Pointedly and wisely, the Hawaiian Air brand will live on, to bank on the cachet, local affinity and fairly good reputation of the longtime carrier. Because other airlines serve the Hawaii-mainland and interisland markets, airfares should — must — remain competitively affordable for consumers. But this deal will surely be scrutinized by the U.S. Department of Justice over antitrust concerns: Though Alaska would remain the nation’s No. 5 airline, post-takeover, Hawaiian and Alaska together would control about 40% of Hawaii-mainland routes.
Currently, federal regulators are suing to stop the JetBlue-Spirit merger — and though that opposition is aimed mainly on preserving Spirit as a discount airline, dissimilar to this Alaska-Hawaiian situation, it looms large.
Meanwhile, Alaska Air must stay true to its stated commitments to Hawaii, including “robust” neighbor island service, as well as on points outlined Sunday such as:
>> Retaining and growing Hawaii’s workforce. Of Hawaiian Air’s 7,300 employees, all 5,800 of its union employees were assured of keeping their jobs. That bodes well — and the prospect of growing more jobs, if expansion plans are successful, is promising.
>> Making Honolulu a key hub for the combined airline with expanded service to the mainland and creating new connections to Asia and the Pacific.
>> For travelers in frequent-flyer programs, they’ll be retaining their miles, and have access to the oneworld Alliance network.
Hawaiian Air has struggled in recent years, as evidenced by the $900 million in debt being absorbed under the $1.9 billion purchase, as well as its $4.86 share price on Friday that surged to $14.22 Monday after the buyout announcement. Its travelers have seen a series of reservations and customer service problems; and aviation experts had anticipated a takeover due to headwinds related to more interisland competition (read Southwest), engine-equipment issues, and an anemic return of Japanese visitors post-COVID, compounded by August’s wildfire that leveled Lahaina.
And there’s lingering uncertainty about the Asia bounce-back, which affects not only airlines, but the whole of Hawaii’s tourism industry.
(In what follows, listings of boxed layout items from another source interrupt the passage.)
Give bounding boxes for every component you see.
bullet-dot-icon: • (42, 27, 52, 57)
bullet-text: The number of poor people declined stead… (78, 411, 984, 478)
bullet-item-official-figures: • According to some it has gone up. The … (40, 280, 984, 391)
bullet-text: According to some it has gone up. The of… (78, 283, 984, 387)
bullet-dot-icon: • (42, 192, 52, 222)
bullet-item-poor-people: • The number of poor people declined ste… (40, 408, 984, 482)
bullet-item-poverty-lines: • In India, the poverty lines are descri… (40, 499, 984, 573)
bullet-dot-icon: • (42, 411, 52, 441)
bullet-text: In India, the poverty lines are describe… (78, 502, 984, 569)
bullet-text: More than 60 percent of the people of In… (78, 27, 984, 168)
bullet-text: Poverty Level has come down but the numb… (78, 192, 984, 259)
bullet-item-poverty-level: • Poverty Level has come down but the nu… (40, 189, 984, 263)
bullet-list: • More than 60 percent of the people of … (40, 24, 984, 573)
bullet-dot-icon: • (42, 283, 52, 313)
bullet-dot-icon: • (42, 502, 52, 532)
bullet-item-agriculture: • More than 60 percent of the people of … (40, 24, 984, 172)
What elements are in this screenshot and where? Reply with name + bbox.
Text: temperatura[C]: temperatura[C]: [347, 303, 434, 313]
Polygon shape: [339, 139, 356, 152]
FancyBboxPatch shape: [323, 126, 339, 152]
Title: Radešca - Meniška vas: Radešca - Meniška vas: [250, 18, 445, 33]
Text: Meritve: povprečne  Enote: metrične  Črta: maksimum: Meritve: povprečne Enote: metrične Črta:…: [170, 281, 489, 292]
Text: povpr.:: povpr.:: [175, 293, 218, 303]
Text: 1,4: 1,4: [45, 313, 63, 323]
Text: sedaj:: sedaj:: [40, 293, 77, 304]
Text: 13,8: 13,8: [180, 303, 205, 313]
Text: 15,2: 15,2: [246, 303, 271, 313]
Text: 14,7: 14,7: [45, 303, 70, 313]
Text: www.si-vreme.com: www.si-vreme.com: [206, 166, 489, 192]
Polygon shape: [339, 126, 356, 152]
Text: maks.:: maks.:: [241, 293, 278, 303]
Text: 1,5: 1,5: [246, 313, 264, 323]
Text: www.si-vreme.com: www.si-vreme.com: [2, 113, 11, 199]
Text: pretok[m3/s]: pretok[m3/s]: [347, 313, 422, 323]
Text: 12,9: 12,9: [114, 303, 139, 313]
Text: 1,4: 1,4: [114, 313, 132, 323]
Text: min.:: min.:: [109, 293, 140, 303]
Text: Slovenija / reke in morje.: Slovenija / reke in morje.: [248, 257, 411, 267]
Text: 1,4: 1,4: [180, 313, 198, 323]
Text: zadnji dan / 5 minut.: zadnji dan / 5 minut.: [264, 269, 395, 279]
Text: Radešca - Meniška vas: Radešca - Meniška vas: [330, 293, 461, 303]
Keeping the Hawaiian Airlines brand strong will be in both carriers’ best interests — and that will mean nurturing the goodwill that the homegrown airlines has enjoyed here for nearly a century. Residents here love the intangibles — hospitality, respect, loyalty, shared values — and already, much is being made about the similarities in corporate culture of Alaska Air in the 49th State and Hawaiian Air in this 50th State.
“We are aligned in the way we do business, the way in which we treat our employees, our engagement and support to the communities we serve,” Minicucci said.
Keeping local customers loyal and satisfied, while taking care of the thousands-strong workforce here, must remain core top priorities. In this high-stakes gambit, like it or not, Hawaii’s economy is along for the ride.